L1 Halo Orbit DeltaV Budget
DeltaV is a commonly used measure of the change in velocity that must be imparted to a satellite to conduct a given orbital maneuver. The lack of dissipative forces in space (friction, drag, etc.) makes deltaV a convenient placeholder for actual propellant mass because deltaV is independent of satellite mass.
After being assembled in LEO, each satellite will conduct its transfer using several ion thrusters. Though ion thrusters provide very little thrust, they are very efficient (Isp of 5000+ s) and require very little propellant. More total deltaV is needed to compensate for the additional gravity losses incurred for such a low thrust maneuver, but actual propellant mass is still about an order of magnitude less than what would be required for a chemical rocket.

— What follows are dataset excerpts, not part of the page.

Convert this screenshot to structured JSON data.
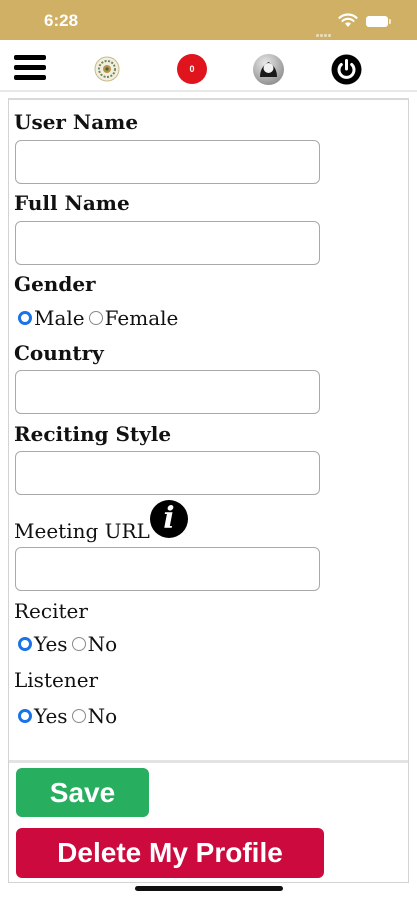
{
  "status_bar": {
    "time": "6:28"
  },
  "toolbar": {
    "notification_count": "0",
    "icons": [
      "menu-icon",
      "logo-icon",
      "notification-badge-icon",
      "user-avatar-icon",
      "power-icon"
    ]
  },
  "form": {
    "user_name": {
      "label": "User Name",
      "value": ""
    },
    "full_name": {
      "label": "Full Name",
      "value": ""
    },
    "gender": {
      "label": "Gender",
      "options": [
        "Male",
        "Female"
      ],
      "selected": "Male"
    },
    "country": {
      "label": "Country",
      "value": ""
    },
    "reciting_style": {
      "label": "Reciting Style",
      "value": ""
    },
    "meeting_url": {
      "label": "Meeting URL",
      "value": ""
    },
    "reciter": {
      "label": "Reciter",
      "options": [
        "Yes",
        "No"
      ],
      "selected": "Yes"
    },
    "listener": {
      "label": "Listener",
      "options": [
        "Yes",
        "No"
      ],
      "selected": "Yes"
    }
  },
  "buttons": {
    "save": "Save",
    "delete": "Delete My Profile"
  },
  "colors": {
    "status_bar": "#cfb065",
    "save": "#27ae5f",
    "delete": "#cc0a3e",
    "radio_selected": "#1a73e8",
    "notification_badge": "#e0141c"
  }
}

The satellite will take a spiraling trajectory to escape LEO and place itself on track to L1. After a few weeks the satellite will begin another burn to insert itself into the halo orbit around L1. Stationkeeping will need to be conducted about weekly to maintain the proper orbit, but the deltaV (and thus cost) associated with these maneuvers is very low.

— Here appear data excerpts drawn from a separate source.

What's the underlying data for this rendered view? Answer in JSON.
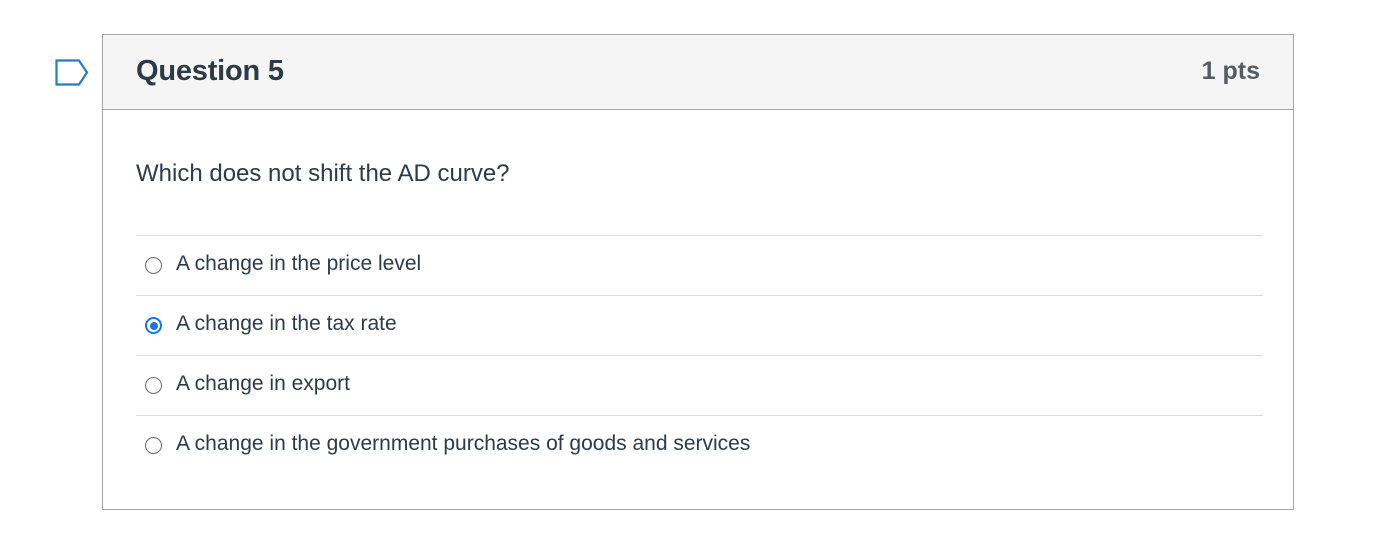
{
  "question": {
    "title": "Question 5",
    "points": "1 pts",
    "text": "Which does not shift the AD curve?",
    "answers": [
      {
        "label": "A change in the price level",
        "selected": false
      },
      {
        "label": "A change in the tax rate",
        "selected": true
      },
      {
        "label": "A change in export",
        "selected": false
      },
      {
        "label": "A change in the government purchases of goods and services",
        "selected": false
      }
    ]
  },
  "colors": {
    "accent": "#1a73e8",
    "flag": "#2b7abc",
    "header_bg": "#f5f5f5",
    "border": "#a5a5a5"
  },
  "icons": {
    "flag": "flag-question-icon"
  }
}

| deltaV (km/s) | Propellant / Satellite Mass Ratio | |
| Earth Escape | 3.5 | 0.0689 |
| Halo Orbit Insertion | 0.3 | 0.0061 |
| Stationkeeping | 0.2 | 0.0041 |
| Total | 4 | 0.0783 |
GEO Satellite Orbit
The intermediate satellite will be placed into Geostationary orbit above the Earth station at ~117o West. Again, the fixed orientation of the satellite relative to the Earth station will allow us to greatly simplify the system.
GEO transfers using chemical rockets (impulsive burn) are well understood and documented. Stationkeeping at GEO can be done relatively infrequently and is a similarly well understood procedure.
| deltaV (km/s) | Propellant / Satellite Mass Ratio | |
| GEO Transfer | 2.33 | 0.353 |
| GEO Insertion | 1.43 | 0.217 |
| Stationkeeping | 0.05 | 0.008 |
| Total | 3.81 | 0.578 |